Voici maintenant un morceau choisi des 51 bières suisses restantes du mois passé (pour la liste complète et plus de détail, reportez-vous à ma liste de bières récemment goûtées):

  • Comme à son habitude, l’Altes Tramdepot se donne de la peine et en a souvent: sa 5Teen – qu’on pourrait qualifier d’India Pale Lager – n’est qu’une soupe sur-houblonnée avec peu de caractère aromatique. Un bel exemple que plus n’est pas équivalent de mieux.
  • La Bertbier Jäger m’a un peu déçu de la part d’une brasserie capable de mieux faire.
  • La Saison Grapes de la BFM est un bijou qui manque le podium du mois pour un cheveu !
  • La Bier Factory Rapperswil Lager est la preuve – pour ceux qui en ont besoin, je n’en fait pas partie – qu’une Lager peut être autre chose qu’un liquide sans goût. Excellent boulot Stephen et Gabriel !
  • La Biermanufaktur Maienfeld (canton des Grisons) m’a conquis avec son IPA nommée 7304.
  • Les Tessinois de Bad Attitude (Birrificio Ticinese) ont frappé fort avec leur Williams Penny (une Two Penny vieillie en fût avec des poires) et leur Mad Saison (une sorte d’IPA belge qui cache dangereusement bien ses 12% d’alcool).
  • Les avis au sujet des Thurgoviens de Bodensee étaient fortement polarisés lors des Solothurner Biertage. Une conséquence sans doute d’avoir voulu présenter des styles audacieux tels que Gose ou Lambic. Quant à moi ? J’ai aimé ! Et en particulier la Joris, une “trappiste” qui n’a rien à envier à ses authentiques sœurs.
  • Buechibärgerbier … Hmmm, que dire en restant poli ? Si je peux presque comprendre que leur Kybergator – modeste mais parfaitement buvable – ait remporté sa catégorie au SIOS Trophy 2014, je reste par contre sans voix quand j’apprends que leur repoussante Frühlingsbier a réussi le même exploit ! Et je préfère ne même pas aborder la Golfer
  • Alain Cathélaz ne cesse de m’épater, car il est vraiment le maître des plantes et des épices. Sa Bière Blonde au Rhum, Citron Vert et Menthe n’a en rien terni sa réputation.
  • Agréable surprise chez les Divins Brasseurs (Sion) avec une très bonne Ambrée.
  • Déception avec la Gili Bräu 24er Noël.
  • Déception encore – mais légère –  avec Hardeggerperle qui me semble à bout de souffle: aussi bien leur Chrüterbier que leur Rauchbier restent en-deçà de ce qu’ils peuvent réaliser.
  • Déception toujours avec l’Hohgant Schwarzer Holunder (une bombe de diacétyle).
  • Et déception encore une fois avec la Dunkles de JungfrauBräu, une brasserie ici aussi capable de bien mieux.

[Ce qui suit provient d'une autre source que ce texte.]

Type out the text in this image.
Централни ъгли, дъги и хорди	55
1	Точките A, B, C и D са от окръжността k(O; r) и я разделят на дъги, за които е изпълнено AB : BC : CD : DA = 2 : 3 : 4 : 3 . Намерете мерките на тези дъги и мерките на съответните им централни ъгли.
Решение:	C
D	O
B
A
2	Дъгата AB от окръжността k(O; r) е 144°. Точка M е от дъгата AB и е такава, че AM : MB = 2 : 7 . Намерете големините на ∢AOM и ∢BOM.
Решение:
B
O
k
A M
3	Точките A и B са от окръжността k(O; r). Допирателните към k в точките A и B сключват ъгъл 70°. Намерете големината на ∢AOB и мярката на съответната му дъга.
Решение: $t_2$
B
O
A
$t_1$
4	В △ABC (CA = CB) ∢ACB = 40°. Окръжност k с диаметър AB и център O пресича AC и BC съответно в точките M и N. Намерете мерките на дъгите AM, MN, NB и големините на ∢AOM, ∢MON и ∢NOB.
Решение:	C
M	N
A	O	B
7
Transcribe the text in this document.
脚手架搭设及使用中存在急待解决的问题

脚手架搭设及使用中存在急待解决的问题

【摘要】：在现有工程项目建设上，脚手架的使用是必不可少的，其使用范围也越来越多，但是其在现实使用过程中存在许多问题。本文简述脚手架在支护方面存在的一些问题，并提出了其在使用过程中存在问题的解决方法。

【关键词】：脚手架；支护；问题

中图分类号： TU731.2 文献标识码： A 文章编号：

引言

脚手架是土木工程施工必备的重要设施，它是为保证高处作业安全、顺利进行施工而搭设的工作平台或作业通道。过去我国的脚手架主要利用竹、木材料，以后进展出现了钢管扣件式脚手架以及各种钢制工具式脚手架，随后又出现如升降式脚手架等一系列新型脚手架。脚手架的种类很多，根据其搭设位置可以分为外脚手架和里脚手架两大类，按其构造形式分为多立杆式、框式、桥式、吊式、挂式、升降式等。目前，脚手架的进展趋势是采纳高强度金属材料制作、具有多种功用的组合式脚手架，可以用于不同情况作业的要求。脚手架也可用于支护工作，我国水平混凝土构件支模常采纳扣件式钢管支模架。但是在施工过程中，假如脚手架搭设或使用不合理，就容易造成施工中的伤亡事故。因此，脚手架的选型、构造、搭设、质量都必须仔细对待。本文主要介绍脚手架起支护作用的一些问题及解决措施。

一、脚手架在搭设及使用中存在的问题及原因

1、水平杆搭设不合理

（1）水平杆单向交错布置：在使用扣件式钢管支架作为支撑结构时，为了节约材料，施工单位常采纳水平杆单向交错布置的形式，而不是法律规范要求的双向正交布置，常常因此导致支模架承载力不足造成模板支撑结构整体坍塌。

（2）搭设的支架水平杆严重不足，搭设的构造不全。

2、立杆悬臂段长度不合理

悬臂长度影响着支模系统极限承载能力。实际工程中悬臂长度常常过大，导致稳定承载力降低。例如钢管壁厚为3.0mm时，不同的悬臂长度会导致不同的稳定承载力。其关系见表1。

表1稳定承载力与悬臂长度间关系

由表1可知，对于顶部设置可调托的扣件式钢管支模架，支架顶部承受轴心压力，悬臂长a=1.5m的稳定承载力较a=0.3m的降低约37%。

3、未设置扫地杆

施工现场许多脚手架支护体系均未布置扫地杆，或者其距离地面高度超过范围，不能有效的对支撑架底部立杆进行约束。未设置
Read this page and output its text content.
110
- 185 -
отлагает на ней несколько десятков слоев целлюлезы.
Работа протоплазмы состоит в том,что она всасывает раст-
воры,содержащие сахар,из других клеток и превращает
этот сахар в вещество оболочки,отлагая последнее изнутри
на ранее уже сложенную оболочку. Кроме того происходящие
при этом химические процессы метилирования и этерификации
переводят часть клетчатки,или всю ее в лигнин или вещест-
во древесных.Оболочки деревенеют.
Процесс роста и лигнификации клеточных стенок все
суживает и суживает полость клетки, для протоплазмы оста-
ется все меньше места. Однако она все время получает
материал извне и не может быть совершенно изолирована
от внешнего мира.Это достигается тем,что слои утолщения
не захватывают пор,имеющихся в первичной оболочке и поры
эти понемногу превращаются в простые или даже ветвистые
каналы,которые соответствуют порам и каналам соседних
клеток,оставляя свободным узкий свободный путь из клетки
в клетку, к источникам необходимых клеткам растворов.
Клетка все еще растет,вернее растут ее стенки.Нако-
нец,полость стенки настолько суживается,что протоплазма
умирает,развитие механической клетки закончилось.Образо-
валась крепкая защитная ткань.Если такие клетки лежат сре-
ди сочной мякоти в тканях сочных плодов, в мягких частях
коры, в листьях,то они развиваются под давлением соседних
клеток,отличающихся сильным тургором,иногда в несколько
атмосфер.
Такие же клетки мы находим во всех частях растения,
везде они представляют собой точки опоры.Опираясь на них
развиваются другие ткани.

  • Par contre, la bonne surprise de Soleure 2014 a été pour moi – avec Bodensee – les Lucernois de LuBB (Luzerner Bier Brauer): aussi bien leur Black Beauty que leur Bockbier m’ont bluffé !
  • Öufi ne m’a pas convaincu avec la Südfuess Bock et la Polaris.
  • Schwarzbuebe Bier est une brasserie souvent intéressante et j’ai été particulièrement satisfait par la Tonka Brownie.
  • Deux bières intéressantes et assez originales de Sunnegg: la Weizen et la Porter.
  • Bon travail – comme presque toujours – de la part d’UG Bräu avec la Nelson-IPA et la Chriesi.
  • UHB encore et toujours avec deux très bonnes IPA: la Hop Connection et la Mr. Nelson.
  • La Häxli Cascade d’Ackermann – brassée cette fois chez Unser Bier – m’a laissé dubitatif.
  • Même remarque quant aux Lucernois de Wiggerli et leur “das Dunkle“, ainsi que pour les Bâlois de zur Grünen Amsel avec leur Whisky Ale.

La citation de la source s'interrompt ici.